Wall time is 2.10 s, which is the arrival burst duration. The consumer goes idle as soon as the arrivals stop, because nothing was queued.
This is the opposite extreme from the semaphore. There you queue everything in-process. Here you queue nothing and just say no.
Decision matrix
You generally want a bounded channel. The interesting question is when to reach for the other two.
| If you… | Reach for |
|---|---|
| have homogeneous work and one producer | bounded channel |
| have weight-asymmetric work (CPU, memory, payload size) | semaphore |
| need per-context cancellation while waiting | semaphore |
| must protect a downstream system at a fixed rate | token bucket |
| can afford to drop, would rather shed than queue | token bucket |
| have nothing to push back on the producer (e.g. HTTP) | token bucket + 429 |
A pattern I have used in production: a token bucket at the edge, shedding 429s to clients during sudden overload, with a bounded channel inside the service to make sure that even if the bucket admits a burst, the internal pipeline never grows past a fixed size.
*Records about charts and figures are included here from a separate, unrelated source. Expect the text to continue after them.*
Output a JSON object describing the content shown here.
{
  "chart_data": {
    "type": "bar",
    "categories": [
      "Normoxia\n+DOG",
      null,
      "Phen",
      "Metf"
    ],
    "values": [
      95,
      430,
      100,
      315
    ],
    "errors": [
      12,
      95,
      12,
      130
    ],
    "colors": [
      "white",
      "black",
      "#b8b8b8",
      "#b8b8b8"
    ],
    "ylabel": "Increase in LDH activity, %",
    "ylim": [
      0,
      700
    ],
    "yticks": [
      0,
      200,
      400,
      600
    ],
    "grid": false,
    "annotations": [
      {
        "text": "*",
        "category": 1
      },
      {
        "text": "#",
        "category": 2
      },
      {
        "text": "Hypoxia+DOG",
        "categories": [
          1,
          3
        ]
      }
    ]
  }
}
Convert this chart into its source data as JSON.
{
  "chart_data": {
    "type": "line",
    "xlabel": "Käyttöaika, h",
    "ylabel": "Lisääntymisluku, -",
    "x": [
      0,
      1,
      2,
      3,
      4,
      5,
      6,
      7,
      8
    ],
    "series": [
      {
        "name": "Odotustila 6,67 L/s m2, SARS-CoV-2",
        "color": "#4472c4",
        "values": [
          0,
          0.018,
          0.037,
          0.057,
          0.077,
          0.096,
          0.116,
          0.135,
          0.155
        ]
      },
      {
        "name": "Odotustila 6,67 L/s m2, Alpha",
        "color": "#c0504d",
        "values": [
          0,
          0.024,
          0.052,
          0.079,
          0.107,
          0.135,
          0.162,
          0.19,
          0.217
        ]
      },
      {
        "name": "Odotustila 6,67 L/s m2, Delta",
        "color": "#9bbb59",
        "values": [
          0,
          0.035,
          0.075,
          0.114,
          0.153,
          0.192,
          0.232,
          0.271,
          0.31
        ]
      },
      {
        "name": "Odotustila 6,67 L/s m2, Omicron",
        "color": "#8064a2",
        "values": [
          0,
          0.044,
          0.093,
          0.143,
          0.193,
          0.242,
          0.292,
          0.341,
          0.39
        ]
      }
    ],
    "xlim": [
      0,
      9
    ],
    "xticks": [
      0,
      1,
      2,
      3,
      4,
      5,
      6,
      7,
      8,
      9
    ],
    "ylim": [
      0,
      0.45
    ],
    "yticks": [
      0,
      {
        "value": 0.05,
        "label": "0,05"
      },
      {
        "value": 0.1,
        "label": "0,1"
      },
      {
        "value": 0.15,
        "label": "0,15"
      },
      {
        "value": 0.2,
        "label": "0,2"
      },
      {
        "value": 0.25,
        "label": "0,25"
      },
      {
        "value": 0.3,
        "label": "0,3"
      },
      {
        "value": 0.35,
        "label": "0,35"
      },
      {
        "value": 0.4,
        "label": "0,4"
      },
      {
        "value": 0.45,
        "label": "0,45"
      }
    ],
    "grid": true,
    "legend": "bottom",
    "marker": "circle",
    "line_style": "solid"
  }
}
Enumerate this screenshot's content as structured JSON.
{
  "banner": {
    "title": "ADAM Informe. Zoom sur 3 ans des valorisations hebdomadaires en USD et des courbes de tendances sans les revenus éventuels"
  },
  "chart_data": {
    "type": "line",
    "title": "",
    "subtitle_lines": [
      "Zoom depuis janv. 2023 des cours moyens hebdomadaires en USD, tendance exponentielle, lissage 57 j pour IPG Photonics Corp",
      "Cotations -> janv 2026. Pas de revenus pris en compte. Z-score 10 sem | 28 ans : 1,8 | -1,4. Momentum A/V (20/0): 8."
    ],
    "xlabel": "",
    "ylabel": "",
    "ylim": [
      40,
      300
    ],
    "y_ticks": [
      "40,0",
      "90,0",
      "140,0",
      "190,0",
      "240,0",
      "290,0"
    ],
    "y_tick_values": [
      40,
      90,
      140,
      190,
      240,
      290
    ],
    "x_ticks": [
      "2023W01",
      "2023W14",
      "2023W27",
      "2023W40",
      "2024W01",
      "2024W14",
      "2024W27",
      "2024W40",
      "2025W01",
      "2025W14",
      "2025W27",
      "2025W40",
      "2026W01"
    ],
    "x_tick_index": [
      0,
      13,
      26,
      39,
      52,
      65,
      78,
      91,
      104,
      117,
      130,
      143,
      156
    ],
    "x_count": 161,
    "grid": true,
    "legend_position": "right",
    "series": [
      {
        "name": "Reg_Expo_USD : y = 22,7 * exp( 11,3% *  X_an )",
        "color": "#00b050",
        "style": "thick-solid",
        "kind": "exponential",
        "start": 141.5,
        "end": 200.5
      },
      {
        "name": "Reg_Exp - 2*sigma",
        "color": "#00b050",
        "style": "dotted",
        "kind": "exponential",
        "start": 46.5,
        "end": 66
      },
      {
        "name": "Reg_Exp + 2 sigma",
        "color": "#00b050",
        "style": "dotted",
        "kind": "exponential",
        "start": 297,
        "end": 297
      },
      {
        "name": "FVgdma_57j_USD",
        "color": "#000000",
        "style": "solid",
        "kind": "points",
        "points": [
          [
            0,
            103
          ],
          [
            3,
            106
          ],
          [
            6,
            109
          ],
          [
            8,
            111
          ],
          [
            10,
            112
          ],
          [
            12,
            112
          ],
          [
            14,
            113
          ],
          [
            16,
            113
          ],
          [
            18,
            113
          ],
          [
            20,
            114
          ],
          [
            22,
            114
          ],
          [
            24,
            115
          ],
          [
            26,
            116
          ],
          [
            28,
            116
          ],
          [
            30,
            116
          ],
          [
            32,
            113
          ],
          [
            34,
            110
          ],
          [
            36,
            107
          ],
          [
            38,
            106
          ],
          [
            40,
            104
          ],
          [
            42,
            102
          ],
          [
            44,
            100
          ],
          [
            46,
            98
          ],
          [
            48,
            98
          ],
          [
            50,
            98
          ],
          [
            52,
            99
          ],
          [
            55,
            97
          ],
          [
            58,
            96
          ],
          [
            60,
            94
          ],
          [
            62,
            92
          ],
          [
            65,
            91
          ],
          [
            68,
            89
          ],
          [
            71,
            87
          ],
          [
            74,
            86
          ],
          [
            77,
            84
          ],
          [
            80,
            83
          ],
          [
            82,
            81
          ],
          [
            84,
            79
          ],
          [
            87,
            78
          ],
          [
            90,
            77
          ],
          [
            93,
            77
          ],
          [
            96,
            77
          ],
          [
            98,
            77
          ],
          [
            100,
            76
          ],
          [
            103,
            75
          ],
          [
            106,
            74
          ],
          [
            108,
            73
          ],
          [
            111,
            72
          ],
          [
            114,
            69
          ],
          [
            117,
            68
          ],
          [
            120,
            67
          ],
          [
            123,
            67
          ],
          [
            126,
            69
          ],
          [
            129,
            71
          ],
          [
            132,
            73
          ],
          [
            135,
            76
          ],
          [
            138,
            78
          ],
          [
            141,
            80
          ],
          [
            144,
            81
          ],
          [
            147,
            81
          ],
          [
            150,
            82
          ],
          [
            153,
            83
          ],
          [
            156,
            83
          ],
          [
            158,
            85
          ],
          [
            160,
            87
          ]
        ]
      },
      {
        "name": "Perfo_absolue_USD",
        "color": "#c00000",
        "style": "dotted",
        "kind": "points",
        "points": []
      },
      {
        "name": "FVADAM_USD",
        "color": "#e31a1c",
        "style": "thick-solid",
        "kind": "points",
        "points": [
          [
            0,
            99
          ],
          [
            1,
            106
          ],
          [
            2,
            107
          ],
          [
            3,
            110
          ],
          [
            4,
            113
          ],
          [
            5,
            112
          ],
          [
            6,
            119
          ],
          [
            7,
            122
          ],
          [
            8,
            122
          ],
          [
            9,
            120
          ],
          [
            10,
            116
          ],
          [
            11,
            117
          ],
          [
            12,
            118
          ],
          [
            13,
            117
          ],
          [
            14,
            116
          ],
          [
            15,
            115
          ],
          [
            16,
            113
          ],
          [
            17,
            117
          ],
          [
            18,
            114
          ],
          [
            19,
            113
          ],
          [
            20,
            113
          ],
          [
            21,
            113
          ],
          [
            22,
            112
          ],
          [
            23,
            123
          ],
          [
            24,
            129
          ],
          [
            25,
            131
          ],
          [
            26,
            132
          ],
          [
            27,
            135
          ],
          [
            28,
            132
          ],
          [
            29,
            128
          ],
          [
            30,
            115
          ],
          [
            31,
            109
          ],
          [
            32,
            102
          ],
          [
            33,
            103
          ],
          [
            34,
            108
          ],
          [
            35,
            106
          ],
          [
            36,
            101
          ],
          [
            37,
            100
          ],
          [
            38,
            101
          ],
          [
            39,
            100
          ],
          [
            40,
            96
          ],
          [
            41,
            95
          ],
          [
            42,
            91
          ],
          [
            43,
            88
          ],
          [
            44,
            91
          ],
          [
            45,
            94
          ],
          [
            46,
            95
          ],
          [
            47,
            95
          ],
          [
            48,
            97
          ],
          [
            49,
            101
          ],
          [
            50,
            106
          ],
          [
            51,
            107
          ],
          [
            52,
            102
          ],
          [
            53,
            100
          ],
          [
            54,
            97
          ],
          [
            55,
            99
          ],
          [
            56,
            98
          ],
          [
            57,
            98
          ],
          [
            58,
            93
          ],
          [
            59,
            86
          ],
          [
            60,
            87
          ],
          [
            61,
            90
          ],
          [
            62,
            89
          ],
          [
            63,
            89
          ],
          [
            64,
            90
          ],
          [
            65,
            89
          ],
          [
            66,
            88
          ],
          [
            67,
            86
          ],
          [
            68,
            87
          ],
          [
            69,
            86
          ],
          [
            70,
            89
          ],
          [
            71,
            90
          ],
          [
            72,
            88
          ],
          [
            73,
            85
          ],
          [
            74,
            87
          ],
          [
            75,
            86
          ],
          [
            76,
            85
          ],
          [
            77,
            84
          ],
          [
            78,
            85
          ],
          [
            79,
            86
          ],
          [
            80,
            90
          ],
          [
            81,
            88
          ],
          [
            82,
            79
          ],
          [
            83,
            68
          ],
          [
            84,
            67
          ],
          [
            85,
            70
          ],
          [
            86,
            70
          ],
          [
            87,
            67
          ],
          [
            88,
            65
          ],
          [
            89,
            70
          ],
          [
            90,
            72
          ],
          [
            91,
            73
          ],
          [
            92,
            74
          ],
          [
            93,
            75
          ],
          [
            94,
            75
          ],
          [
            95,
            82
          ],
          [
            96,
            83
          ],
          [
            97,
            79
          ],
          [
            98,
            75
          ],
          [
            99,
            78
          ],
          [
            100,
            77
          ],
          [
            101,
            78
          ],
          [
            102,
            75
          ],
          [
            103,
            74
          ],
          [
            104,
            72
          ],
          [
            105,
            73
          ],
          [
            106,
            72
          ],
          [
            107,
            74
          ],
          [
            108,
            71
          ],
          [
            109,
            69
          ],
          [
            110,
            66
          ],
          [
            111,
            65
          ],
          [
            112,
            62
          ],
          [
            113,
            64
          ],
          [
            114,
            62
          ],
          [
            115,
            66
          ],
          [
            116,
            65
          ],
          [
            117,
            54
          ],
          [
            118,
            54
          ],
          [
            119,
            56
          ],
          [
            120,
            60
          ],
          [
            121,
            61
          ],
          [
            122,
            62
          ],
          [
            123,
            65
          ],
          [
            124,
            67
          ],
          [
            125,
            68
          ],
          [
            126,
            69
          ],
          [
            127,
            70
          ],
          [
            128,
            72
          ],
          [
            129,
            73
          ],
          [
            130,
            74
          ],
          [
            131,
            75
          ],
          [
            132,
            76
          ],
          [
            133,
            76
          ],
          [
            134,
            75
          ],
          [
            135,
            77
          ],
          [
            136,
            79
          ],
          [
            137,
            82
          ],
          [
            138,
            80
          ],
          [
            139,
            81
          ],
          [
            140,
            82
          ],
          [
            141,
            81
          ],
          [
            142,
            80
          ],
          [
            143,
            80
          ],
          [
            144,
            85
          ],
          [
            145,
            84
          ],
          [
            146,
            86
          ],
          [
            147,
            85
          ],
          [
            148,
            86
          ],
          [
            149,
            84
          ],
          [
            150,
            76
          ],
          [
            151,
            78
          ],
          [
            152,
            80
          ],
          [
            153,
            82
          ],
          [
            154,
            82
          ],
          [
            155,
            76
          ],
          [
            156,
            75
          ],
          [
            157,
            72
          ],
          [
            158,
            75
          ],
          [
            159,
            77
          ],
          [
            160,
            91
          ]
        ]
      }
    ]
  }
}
Two layers, each doing the thing it is best at.
The semaphore is a specialist. Use it when you mean it: items truly
differ in cost, or you need context.Context plumbing through the
wait.
What I would not do
Buffering. Specifically, an unbounded channel, or a chan with capacity
“big enough that this never blocks.” That is not backpressure; that is
deferring the problem until the heap runs out, which on a managed
runtime means a long GC pause, then OOM, then a page.
If you must buffer (bursty arrivals with a smoothing window that makes sense), bound it explicitly, and decide ahead of time what happens at the bound. Block? Drop? Both are fine. Silently growing is not.
If you want this productionized
The above is intentionally minimal. Real codebases will want
golang.org/x/time/rate for the token bucket. Same algorithm, plus
per-key limits, Wait(ctx) that respects deadlines, and Reserve for
“tell me how long until I would be allowed”. I just wanted to show what
the patterns underneath the library look like, and why picking the
wrong one quietly puts 10 seconds onto your tail.
The point is not the absolute numbers. It is that the same workload produces three completely different latency distributions depending on which knob you turn, and “I added a bigger buffer” is not on the list.